Free radical and reactive oxygen species (ROS) have a role in the etiology and progression of many diseases and in aging.16 Oxidative stress is a result of an imbalance between ROS, endogenous antioxidant defense mechanisms and repair capacity. The removal of the aortic clamp in thoracic aorta surgery results in the excessive production of ROS and oxidative injury in DNA and proteins, with cell membrane peroxidation in spinal neurons. The effects of ROS on membrane lipids are realized at various metabolic levels.

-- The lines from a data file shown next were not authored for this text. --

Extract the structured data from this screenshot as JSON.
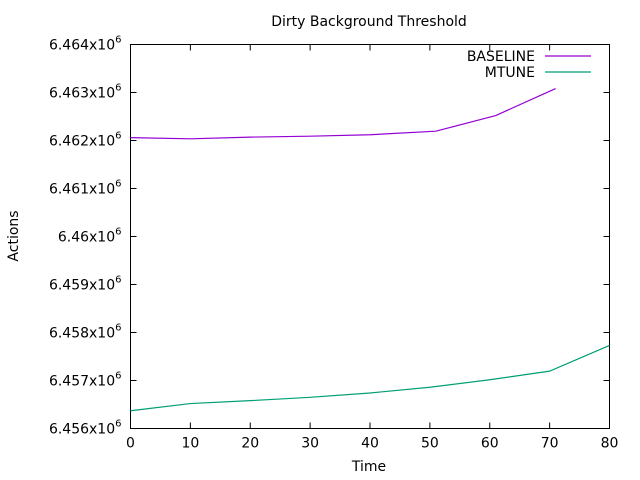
{
  "chart_data": {
    "type": "line",
    "title": "Dirty Background Threshold",
    "xlabel": "Time",
    "ylabel": "Actions",
    "xlim": [
      0,
      80
    ],
    "ylim": [
      6456000,
      6464000
    ],
    "x_ticks": [
      "0",
      "10",
      "20",
      "30",
      "40",
      "50",
      "60",
      "70",
      "80"
    ],
    "y_ticks": [
      {
        "mant": "6.456x10",
        "exp": "6"
      },
      {
        "mant": "6.457x10",
        "exp": "6"
      },
      {
        "mant": "6.458x10",
        "exp": "6"
      },
      {
        "mant": "6.459x10",
        "exp": "6"
      },
      {
        "mant": "6.46x10",
        "exp": "6"
      },
      {
        "mant": "6.461x10",
        "exp": "6"
      },
      {
        "mant": "6.462x10",
        "exp": "6"
      },
      {
        "mant": "6.463x10",
        "exp": "6"
      },
      {
        "mant": "6.464x10",
        "exp": "6"
      }
    ],
    "grid": false,
    "legend_position": "top-right",
    "series": [
      {
        "name": "BASELINE",
        "color": "#9400d3",
        "x": [
          0,
          10,
          20,
          30,
          40,
          51,
          61,
          71
        ],
        "y": [
          6462060,
          6462035,
          6462070,
          6462090,
          6462120,
          6462194,
          6462520,
          6463083
        ]
      },
      {
        "name": "MTUNE",
        "color": "#009e73",
        "x": [
          0,
          10,
          20,
          30,
          40,
          50,
          60,
          70,
          80
        ],
        "y": [
          6456370,
          6456520,
          6456580,
          6456650,
          6456740,
          6456860,
          6457015,
          6457195,
          6457730
        ]
      }
    ]
  }
}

Lipids are destroyed with lipid peroxidation, the ultra-structure of neural membranes is degenerated and critical functions of membrane connective enzymes are inhibited.16

In this study, iloprost and piracetam decreased the depletion in GSH-Px activity and deactivated free radicals formed in the spinal cord by I/R. At the same time, the increase in NO and MDA concentrations in iloprost and piracetam rabbit tissue was prevented. In this study, lipid peroxidation is monitored with MDA measurement. MDA free-radical injury to the cell membrane is seen after lipid peroxidation. In the I/R group, a significant increase in MDA concentrations was observed in the spinal cord of rabbits. Iloprost and piracetam decreased MDA concentrations significantly. This is probably because of their capacity to eliminate ROS. Iloprost and piracetam protect the spinal cord by preventing lipid peroxidation. With its protective effect on GSH-Px, they decrease free radicals and prevent oxidants. Our study shows that NO increased significantly in the I/R group and that iloprost and piracetam decreased this increase. In oxidative stress, free radicals produce NO. MPO is an enzyme settled in leukocytes. Tissue MPO levels increased because of leukocyte infiltration in the I/R group. However, iloprost and piracetam prevented this increase, and in the I/R group, neutrophil and mononuclear phagocytes were infiltrated in the spinal cord. On the basis of our findings, we suggest that iloprost and piracetam can be extraordinary agents in the protection against oxidative stress in thoracic aorta surgery.

This study has some limitations. The number of rabbits in each group and the time period for neurological assessment may be augmented and dose-dependent results may be investigated. Further studies based on our findings may be more helpful for investigating these promising medications for I/R injury of the spinal cord.